Other people find such museums gruesome or boring, I think. Full of dead staring things and little yellowed type-written notes. Too clinical, too reminiscent of your own status as a creature that will die and leave behind one of those skeletons. They would rather go out and chat with people, or watch TV, or take a walk, and not be in the same room as these dead things.

But I've always found them quite comforting. I'm an atheist, and one who slid into this view quite naturally, with no great struggle of faith. I'm well aware of death and its consequence of near-certain total oblivion. Sharing a space with things that are already dead makes no difference to that. I have no delusions of my own significance in the universe, but in the presence of fossils, I can see myself as part of life, and I can see life's shapes as a mirror of the universe's mathematics.

And the vast expanses of time across which life plays make my own death appear immaterial. Given that the present is a sham invented by my brain to let me reason about the world, when I look at the world sideways in time, I am part of the same organism as my mother, my father, my unborn children and everyone else. Take the dimension of time into account, and the demand to live forever is like the demand to have infinite width: absurd. Things have to be bounded to be real. The present exists exactly as much and as little as the past, so after I die, I will go on existing exactly as much as I always have: as a reflection of the universe.

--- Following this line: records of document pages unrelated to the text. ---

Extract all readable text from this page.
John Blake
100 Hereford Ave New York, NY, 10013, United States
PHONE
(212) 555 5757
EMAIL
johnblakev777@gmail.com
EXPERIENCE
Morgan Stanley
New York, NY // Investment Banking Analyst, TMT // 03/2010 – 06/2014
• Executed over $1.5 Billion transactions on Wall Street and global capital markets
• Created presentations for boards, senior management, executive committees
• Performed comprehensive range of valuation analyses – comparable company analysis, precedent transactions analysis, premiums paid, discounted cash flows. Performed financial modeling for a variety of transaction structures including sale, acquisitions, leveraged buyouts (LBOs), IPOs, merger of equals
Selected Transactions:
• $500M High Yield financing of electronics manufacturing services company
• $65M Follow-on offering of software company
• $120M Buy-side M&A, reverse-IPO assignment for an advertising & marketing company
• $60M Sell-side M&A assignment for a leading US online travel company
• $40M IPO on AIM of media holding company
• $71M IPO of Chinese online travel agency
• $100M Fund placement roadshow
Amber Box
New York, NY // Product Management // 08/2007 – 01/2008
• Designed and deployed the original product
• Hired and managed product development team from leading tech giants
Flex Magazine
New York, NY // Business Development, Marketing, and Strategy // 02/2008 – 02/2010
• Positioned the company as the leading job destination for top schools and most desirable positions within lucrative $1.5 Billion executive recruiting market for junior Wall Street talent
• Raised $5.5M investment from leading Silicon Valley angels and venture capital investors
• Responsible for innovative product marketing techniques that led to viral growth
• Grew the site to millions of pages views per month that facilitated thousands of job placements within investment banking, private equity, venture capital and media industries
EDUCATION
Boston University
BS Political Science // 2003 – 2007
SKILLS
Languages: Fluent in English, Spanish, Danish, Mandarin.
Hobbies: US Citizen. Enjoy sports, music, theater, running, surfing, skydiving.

At the end of "Death is the Road to Awe", in the last fifty seconds, the music explodes for a last time in an almost physically painful burst, containing everything in the song at once. Its afterglow morphs into the piano that leads into the final song. You would then expect to hear a point where the orchestral crescendo again becomes the mundane piano, where the quality of the music shifts to the mundane. But the music is one piece.